Mark Judge
There are few sights in
modern life more ridiculous and sickening than watching a journalist try and explain why people hate him and his profession. When asked why this is so, the journalist will breathe in deeply, adjust his mien to express both noble victimhood and self-righteousness, and explain that he is disliked because he tells the truth. Sometimes people don’t like to hear the truth.
This, of course, is a lie. Most journalists are not interested in the truth, and most people know this. What is remarkable is how so many journalists think they can get away with obscuring or eliminating facts that they don’t like. After cable, after Fox News, after Bernie Goldberg, the media still thinks its problem is that people can’t stomach
fearless truth-telling.
What I find interesting is that things in the fourth estate weren’t always this way. In my desk I have a copy of a column written by Meg Greenfield, the late and celebrated editorial page editor of the Washington Post. It is dated October 3, 1979. It is called “The Power of the Pope,” and was written when John Paul II was visiting America for the first time. From time to time, when I feel sickened by the stupidity and arrogance of modern journalism, I reread these two paragraphs:
My favorite story about [John Paul II] is that he caused great consternation by insisting, against scandalized advice, that he wanted a papal swimming pool built at the papal summer residence in Castel Gandolfo. You got the idea that the pope 1) refused to view swimming as an act that could affect, let alone destroy, his dignity, 2) at the same time did not view it as some kind of humanizing or popularizing hey-look-the-pope-is-swimming gambit, but 3) wanted a swimming pool for the simple, direct and authentic reason that he likes to swim.

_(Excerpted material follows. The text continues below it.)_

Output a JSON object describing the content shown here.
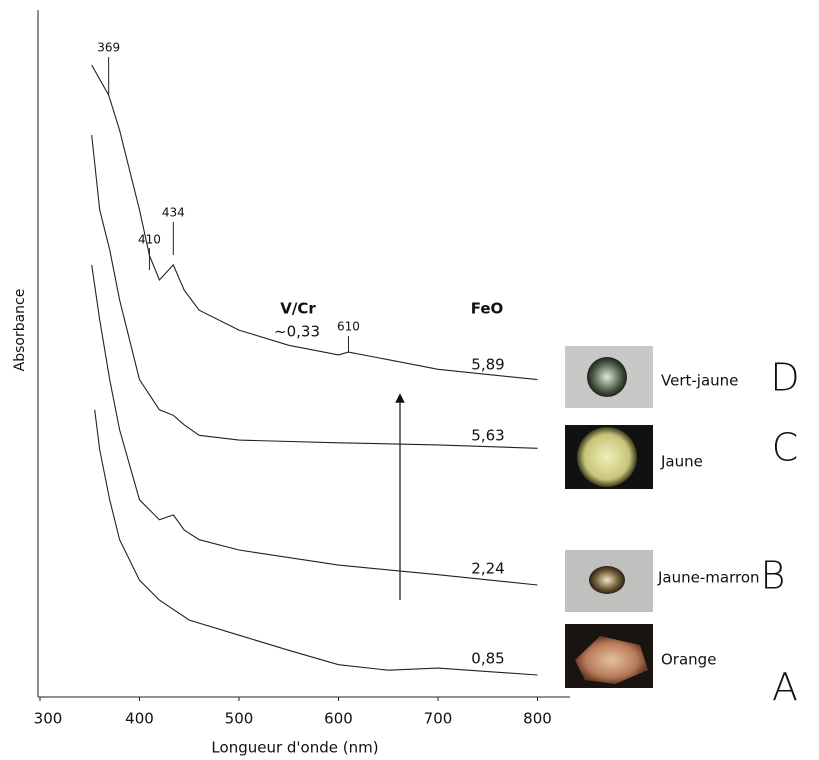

This evident self-possession looks to be the style of a man who is comfortable with his choices and the values they dictate. I know I am leaving out a religious dimension here that is unfamiliar to me, and also that some of those choices have worldwide political and social implications that many people, myself included, think are truly harmful. But I think there is a wholly admirable and tragically rare aspect to this man: he exudes the authority of personal strength, belief and commitment in a way that practically no other leader does. And this authority, clearly, does not depend on the orthodoxy and church law he is seeking to maintain. Rather, it comes from within the man, is in that place between insecurity and dumb arrogance where genuine leadership reposes.
Meg Greenfield was a liberal. Her
claim that the authority of the pope has nothing to do with the law and orthodoxy of the Catholic Church is bunk.
But this passage is also filled with the kind of questing intelligence that modern journalism no longer allows for. Greenfield opened her eyes up to the pope in his entirety; she allowed herself to be surprised, to
learn, to come to conclusions that would even challenge her worldview. And then she honestly wrote about it. She also displayed an attractive humility at not being an authority on Catholicism.